Faktor kedua berkaitan dengan penumpukan aplikasi. Dukungan layanan digital yang luas memicu pengguna memasang puluhan aplikasi di ponsel, meskipun tidak semuanya digunakan secara rutin.

Aplikasi-aplikasi tersebut tetap menjalankan proses di background, mengonsumsi memori, dan menguras sumber daya ponsel walau sedang tidak dibuka. Contohnya adalah aplikasi media sosial, layanan pesan instan, hingga aplikasi produktivitas yang rutin memperbarui konten atau mengirim notifikasi otomatis.

Faktor ketiga adalah masalah storage atau ruang penyimpanan. Foto, video, dan data aplikasi yang terus bertambah akan mengonsumsi ruang penyimpanan internal ponsel seiring berjalannya waktu.

Kondisi ini mempersempit ruang penyimpanan yang sebenarnya ditujukan untuk pengoperasian sistem operasi. Saat memori internal penuh, sistem hanya memiliki sedikit ruang untuk file sementara dan cache, sehingga memaksa perangkat bekerja lebih keras dan memperlambat peluncuran aplikasi.
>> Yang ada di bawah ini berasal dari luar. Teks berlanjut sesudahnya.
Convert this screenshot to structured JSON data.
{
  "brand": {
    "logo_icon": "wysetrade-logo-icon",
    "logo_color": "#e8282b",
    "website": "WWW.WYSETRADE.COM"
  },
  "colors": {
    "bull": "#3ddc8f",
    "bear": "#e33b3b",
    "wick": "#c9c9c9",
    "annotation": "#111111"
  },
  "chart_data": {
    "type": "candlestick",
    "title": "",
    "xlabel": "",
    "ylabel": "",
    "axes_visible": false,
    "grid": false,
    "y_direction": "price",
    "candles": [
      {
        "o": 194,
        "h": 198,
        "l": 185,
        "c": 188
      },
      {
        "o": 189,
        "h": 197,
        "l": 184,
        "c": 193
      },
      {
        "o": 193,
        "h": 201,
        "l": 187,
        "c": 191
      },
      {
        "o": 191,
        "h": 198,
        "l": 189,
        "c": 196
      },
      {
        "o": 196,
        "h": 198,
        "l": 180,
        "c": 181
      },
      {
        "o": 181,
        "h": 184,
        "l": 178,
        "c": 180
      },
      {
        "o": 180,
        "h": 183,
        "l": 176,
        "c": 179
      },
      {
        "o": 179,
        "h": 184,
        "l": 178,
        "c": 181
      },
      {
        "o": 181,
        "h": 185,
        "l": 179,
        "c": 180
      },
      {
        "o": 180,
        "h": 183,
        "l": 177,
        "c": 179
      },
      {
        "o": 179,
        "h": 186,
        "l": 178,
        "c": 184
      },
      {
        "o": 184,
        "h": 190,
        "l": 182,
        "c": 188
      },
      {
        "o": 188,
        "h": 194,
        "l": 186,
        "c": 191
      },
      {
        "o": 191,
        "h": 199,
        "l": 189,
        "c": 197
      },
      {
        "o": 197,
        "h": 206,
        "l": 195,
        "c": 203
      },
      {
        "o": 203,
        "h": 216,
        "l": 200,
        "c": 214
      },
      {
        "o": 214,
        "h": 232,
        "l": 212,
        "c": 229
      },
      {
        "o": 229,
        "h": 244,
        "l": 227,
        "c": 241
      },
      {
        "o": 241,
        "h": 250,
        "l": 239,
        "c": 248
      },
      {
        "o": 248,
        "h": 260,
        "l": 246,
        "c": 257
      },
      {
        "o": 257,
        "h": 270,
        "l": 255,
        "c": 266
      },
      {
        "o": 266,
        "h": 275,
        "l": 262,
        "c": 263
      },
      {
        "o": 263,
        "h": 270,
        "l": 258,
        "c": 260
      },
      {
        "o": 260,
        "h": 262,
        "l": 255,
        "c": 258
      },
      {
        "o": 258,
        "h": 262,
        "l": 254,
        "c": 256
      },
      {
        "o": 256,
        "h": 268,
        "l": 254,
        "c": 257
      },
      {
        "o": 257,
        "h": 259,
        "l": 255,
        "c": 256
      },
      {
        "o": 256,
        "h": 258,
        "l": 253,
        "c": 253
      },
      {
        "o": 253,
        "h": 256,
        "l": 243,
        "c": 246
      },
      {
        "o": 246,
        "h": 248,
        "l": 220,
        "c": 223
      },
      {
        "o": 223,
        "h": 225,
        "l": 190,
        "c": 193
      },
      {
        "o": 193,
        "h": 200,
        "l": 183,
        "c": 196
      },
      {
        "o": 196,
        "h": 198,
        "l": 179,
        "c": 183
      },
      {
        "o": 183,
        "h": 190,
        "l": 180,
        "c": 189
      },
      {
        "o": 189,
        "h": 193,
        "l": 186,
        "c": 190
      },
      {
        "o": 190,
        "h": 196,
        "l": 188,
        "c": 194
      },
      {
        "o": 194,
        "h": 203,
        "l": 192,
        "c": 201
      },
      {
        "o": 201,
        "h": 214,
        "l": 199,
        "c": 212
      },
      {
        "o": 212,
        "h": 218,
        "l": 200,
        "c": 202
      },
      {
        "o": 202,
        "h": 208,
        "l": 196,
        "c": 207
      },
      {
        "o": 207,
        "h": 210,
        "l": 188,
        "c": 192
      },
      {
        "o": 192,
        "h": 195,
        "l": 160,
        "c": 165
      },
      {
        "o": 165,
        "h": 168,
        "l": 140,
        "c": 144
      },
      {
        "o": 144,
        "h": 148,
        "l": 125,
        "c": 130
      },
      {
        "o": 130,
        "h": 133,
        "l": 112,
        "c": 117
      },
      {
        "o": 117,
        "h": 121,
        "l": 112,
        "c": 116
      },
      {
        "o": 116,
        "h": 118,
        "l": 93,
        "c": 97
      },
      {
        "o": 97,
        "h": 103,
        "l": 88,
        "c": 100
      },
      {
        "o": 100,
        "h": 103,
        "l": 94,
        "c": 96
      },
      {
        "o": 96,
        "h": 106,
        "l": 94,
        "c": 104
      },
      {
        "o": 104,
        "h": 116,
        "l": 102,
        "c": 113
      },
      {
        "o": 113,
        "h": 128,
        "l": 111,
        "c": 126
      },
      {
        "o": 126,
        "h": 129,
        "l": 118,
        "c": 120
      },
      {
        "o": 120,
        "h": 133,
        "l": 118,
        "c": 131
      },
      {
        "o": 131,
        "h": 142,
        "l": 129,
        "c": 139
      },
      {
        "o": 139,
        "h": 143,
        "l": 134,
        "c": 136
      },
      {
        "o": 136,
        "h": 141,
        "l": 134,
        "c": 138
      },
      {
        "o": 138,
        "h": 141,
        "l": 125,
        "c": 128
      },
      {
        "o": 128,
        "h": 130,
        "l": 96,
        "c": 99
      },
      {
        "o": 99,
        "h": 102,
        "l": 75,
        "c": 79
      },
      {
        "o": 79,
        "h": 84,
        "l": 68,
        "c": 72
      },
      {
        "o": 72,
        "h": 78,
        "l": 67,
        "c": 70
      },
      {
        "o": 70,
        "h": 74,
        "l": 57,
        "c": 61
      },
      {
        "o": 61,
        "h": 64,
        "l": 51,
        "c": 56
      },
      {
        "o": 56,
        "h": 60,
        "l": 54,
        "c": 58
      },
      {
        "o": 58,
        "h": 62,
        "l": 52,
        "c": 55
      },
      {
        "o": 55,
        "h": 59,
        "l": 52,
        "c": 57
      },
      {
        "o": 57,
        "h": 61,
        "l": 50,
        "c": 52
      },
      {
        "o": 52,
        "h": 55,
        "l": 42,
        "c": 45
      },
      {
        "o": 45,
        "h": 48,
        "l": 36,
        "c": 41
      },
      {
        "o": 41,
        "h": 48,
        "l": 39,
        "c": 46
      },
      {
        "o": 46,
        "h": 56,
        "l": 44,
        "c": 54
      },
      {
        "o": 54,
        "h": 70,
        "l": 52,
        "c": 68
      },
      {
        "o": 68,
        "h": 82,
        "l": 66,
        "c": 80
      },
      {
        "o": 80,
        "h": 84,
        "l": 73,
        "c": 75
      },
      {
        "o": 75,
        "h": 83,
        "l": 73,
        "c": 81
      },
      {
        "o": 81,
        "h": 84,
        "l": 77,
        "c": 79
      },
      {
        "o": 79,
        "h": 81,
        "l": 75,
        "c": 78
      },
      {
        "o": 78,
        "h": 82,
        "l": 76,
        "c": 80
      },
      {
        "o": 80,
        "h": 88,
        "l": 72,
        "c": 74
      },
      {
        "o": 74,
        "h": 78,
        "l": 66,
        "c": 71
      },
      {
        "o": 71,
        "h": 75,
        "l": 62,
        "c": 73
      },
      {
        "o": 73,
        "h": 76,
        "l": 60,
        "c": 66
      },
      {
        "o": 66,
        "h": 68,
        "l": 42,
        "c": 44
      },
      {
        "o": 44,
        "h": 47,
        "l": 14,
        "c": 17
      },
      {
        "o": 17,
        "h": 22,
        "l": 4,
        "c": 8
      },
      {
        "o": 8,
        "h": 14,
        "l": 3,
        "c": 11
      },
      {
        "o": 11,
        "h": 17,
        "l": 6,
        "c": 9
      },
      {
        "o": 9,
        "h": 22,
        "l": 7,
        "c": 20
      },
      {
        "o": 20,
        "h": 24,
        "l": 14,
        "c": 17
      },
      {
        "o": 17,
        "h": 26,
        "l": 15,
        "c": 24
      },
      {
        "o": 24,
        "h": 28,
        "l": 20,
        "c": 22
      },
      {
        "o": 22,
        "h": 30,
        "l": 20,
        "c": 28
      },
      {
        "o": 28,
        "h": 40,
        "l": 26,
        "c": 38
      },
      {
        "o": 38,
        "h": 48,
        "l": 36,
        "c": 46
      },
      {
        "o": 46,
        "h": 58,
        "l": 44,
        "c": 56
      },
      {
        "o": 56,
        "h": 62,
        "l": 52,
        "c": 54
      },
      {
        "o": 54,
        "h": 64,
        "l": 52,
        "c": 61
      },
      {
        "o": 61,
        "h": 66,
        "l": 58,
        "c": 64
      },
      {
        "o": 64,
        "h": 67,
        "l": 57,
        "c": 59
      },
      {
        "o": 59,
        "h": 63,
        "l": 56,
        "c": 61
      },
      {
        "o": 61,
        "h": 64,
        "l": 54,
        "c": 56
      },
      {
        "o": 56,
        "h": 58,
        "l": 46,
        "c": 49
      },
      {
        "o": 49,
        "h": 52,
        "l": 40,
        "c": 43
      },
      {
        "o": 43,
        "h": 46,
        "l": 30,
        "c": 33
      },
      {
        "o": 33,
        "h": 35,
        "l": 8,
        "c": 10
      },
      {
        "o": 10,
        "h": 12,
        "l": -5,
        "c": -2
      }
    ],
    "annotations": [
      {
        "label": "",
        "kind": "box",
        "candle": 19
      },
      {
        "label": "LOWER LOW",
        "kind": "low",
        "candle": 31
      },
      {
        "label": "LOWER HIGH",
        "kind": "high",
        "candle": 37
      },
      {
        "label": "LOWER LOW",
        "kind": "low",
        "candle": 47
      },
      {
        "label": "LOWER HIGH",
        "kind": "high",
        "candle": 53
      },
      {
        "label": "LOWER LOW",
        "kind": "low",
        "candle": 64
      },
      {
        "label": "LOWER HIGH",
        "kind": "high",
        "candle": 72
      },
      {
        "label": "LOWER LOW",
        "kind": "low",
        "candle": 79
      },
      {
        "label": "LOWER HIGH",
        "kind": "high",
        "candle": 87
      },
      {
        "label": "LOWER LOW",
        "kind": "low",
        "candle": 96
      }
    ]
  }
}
Cara Merawat Performa Ponsel

Langkah pertama untuk meminimalisasi efek pelambatan adalah dengan mengelola penyimpanan secara rutin. Pengguna dapat menghapus aplikasi yang tidak dipakai, membersihkan data cache, serta memindahkan foto dan video ke cloud atau penyimpanan eksternal.

Menyisakan setidaknya 10-15 persen ruang penyimpanan internal sangat penting untuk menjaga kinerja sistem tetap optimal. Langkah berikutnya adalah mengatur aplikasi yang berjalan di latar belakang.

Pengguna disarankan menonaktifkan aplikasi yang dinilai tidak memerlukan pembaruan terus-menerus. Mematikan layanan lokasi untuk aplikasi yang tidak perlu serta mengurangi peringatan notifikasi juga dapat mereduksi proses di background.

Langkah ketiga yang cukup sederhana adalah melakukan restart ponsel secara rutin setiap pekan. Proses restart ini membantu membersihkan ponsel dari file sementara dan me-refresh proses sistem yang berjalan.

Selama perangkat memuat ulang sistem, ponsel akan otomatis membersihkan data cache dan mengatur ulang proses di latar belakang agar berjalan lebih efisien. Langkah terakhir adalah dengan menerapkan antarmuka yang minimalis.

Beban kerja prosesor ponsel dapat dipangkas dengan menonaktifkan animasi yang tidak diperlukan dan mematikan live wallpaper. Selain meredakan masalah performa, pengurangan kecerahan layar lewat praktik ini juga dapat menghemat sekaligus memperpanjang masa pakai baterai perangkat.